The anonymization process is quite similar to what computers and other network nodes do when they send and receive packets and frames. TraceWrangler has a parsing engine that dissects the frame from Ethernet up using "parsers" (Ethernet being the only layer 2 protocol at the moment that a parser exists for). Each protocol or layer is processed by a specific parser that understands that protocol/layer and can extract information from it. It is important to know that parsers may not understand all aspects of a protocol; for example exotic TCP options are not parsed and thus the information of these options are not accessible. So basically, TraceWrangler will take a frame apart layer by layer, stopping only when there is nothing more to parse or when it doesn't have a parser for the next protocol. Right now, DHCPv4 is the only protocol that it can handle above layer 4, as you can tell from the list of supported protocols.

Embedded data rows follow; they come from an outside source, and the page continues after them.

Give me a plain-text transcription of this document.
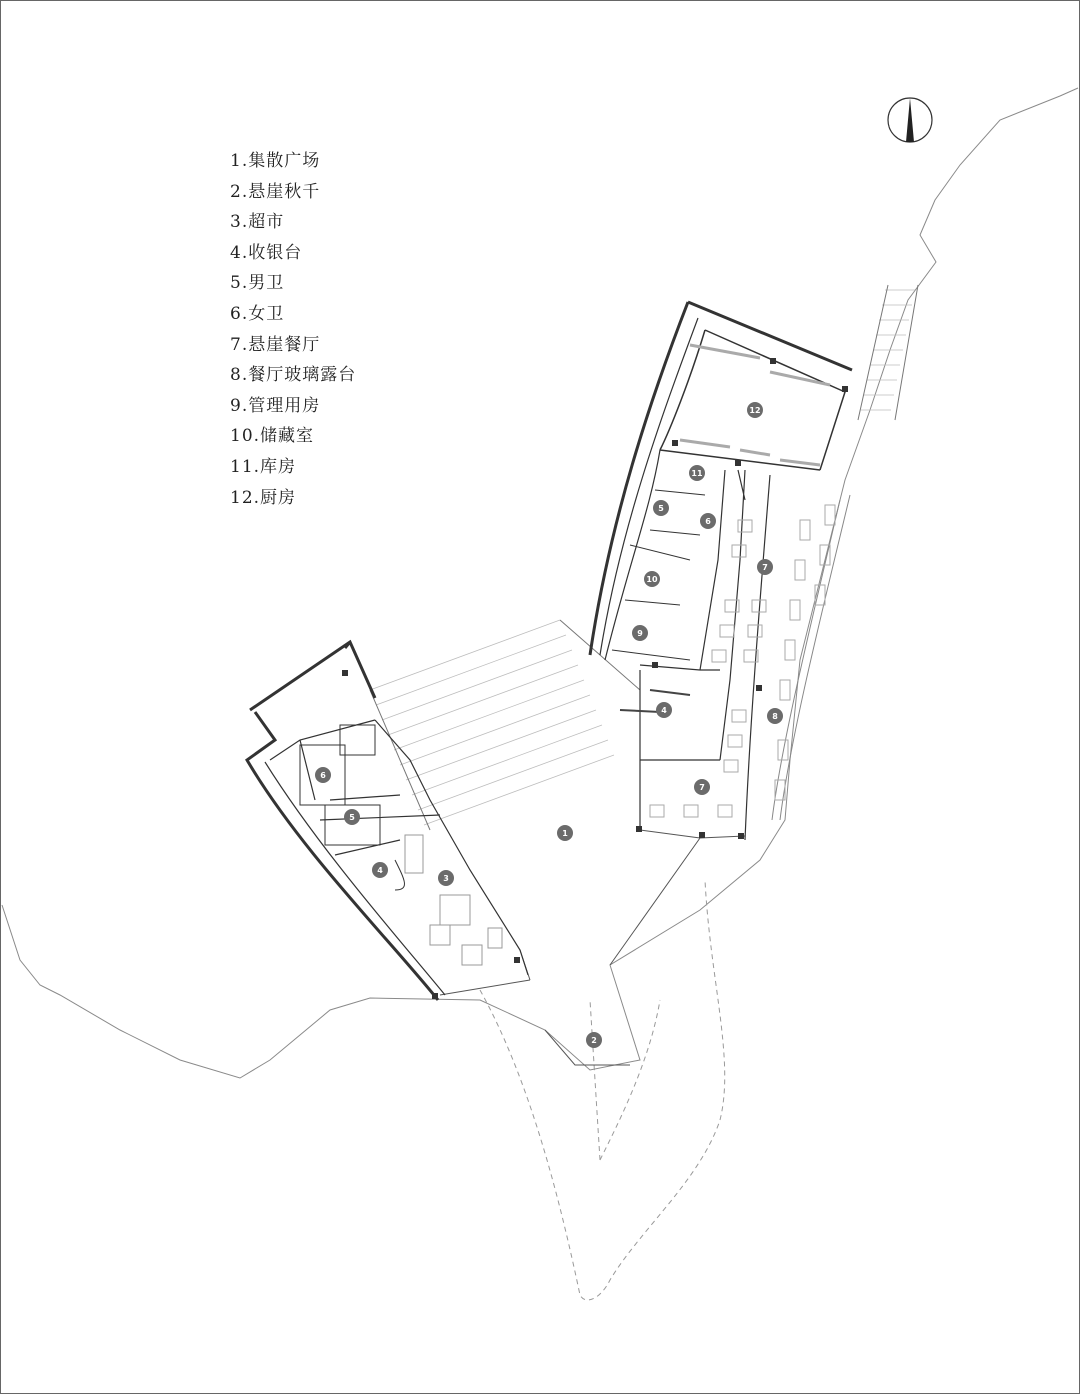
1
2
3
4
4
5
5
6
6
7
7
8
9
10
11
12
1.集散广场
2.悬崖秋千
3.超市
4.收银台
5.男卫
6.女卫
7.悬崖餐厅
8.餐厅玻璃露台
9.管理用房
10.储藏室
11.库房
12.厨房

When there is further data after the last layer that TraceWrangler could parse, it will be kept as payload in a byte buffer.

Other sanitization tools

The biggest difference between TraceWrangler and other trace file sanitization tools is that everything it does is always focused on keeping the result as true to the original as possible, in a way that you can still perform network analysis (and network forensics, hopefully) on it. E.g. it will not randomly replace an IP address like the Google DNS ("8.8.8.8") by blindly "rolling the dice", which may end up in something like "127.0.0.1" - which is never seen on a real network and would make any kind of analysis of the packets impossible. It will also try to keep the frame sizes as close to the original as possible, and it will not mess around with the timings. At all. If it does, it's a bug.

Parsers

Parsers are the modules that dissect the frame content. I could have called them dissectors (like Wireshark does), but since they are a completely different code base I decided to call them parsers to avoid confusion. Wireshark is the king of dissectors, and I'll never get even close to what those can do :-)

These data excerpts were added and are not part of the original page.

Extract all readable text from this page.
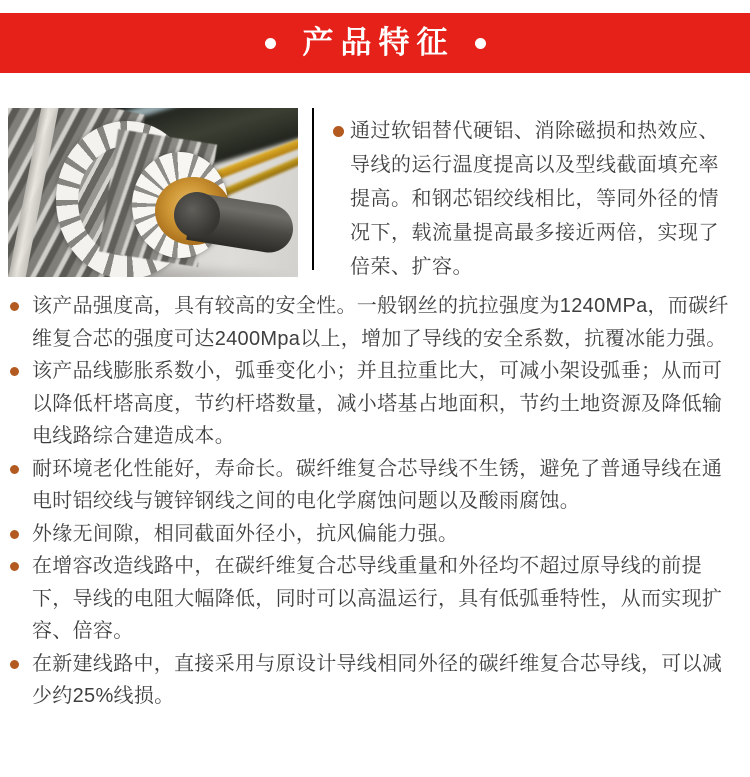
产品特征

通过软铝替代硬铝、消除磁损和热效应、导线的运行温度提高以及型线截面填充率提高。和钢芯铝绞线相比，等同外径的情况下，载流量提高最多接近两倍，实现了倍荣、扩容。

该产品强度高，具有较高的安全性。一般钢丝的抗拉强度为1240MPa，而碳纤维复合芯的强度可达2400Mpa以上，增加了导线的安全系数，抗覆冰能力强。
该产品线膨胀系数小，弧垂变化小；并且拉重比大，可减小架设弧垂；从而可以降低杆塔高度，节约杆塔数量，减小塔基占地面积，节约土地资源及降低输电线路综合建造成本。
耐环境老化性能好，寿命长。碳纤维复合芯导线不生锈，避免了普通导线在通电时铝绞线与镀锌钢线之间的电化学腐蚀问题以及酸雨腐蚀。
外缘无间隙，相同截面外径小，抗风偏能力强。
在增容改造线路中，在碳纤维复合芯导线重量和外径均不超过原导线的前提下，导线的电阻大幅降低，同时可以高温运行，具有低弧垂特性，从而实现扩容、倍容。
在新建线路中，直接采用与原设计导线相同外径的碳纤维复合芯导线，可以减少约25%线损。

After parsing the layers, TraceWrangler will reassemble the frame from top to button, going the other way than it was parsed. This is necessary because some layers depend on information of higher layers. E.g. TCP needs to calculate the CRC including the TCP payload. Also, this is the only way that layers can be left out (like VLAN tags), and to perform Defensive Transformation. That means that nothing that TraceWrangler did not understand while parsing a layer will be written to the new frame (unless you configured it to). E.g. in case of an exotic TCP option it will not make it into the sanitized frame because TraceWrangler can't be sure if it contains sensitive data.

Assemblers

The modules TraceWrangler uses to create the new, sanitized layers are called "assemblers". To be able to sanitize a protocol or a layer the according parser and assembler must exist. Right now there are some protocols where I have parsers for, but no assemblers yet, e.g. DNS. So until I find the time to code the according assembler, DNS cannot be sanitized.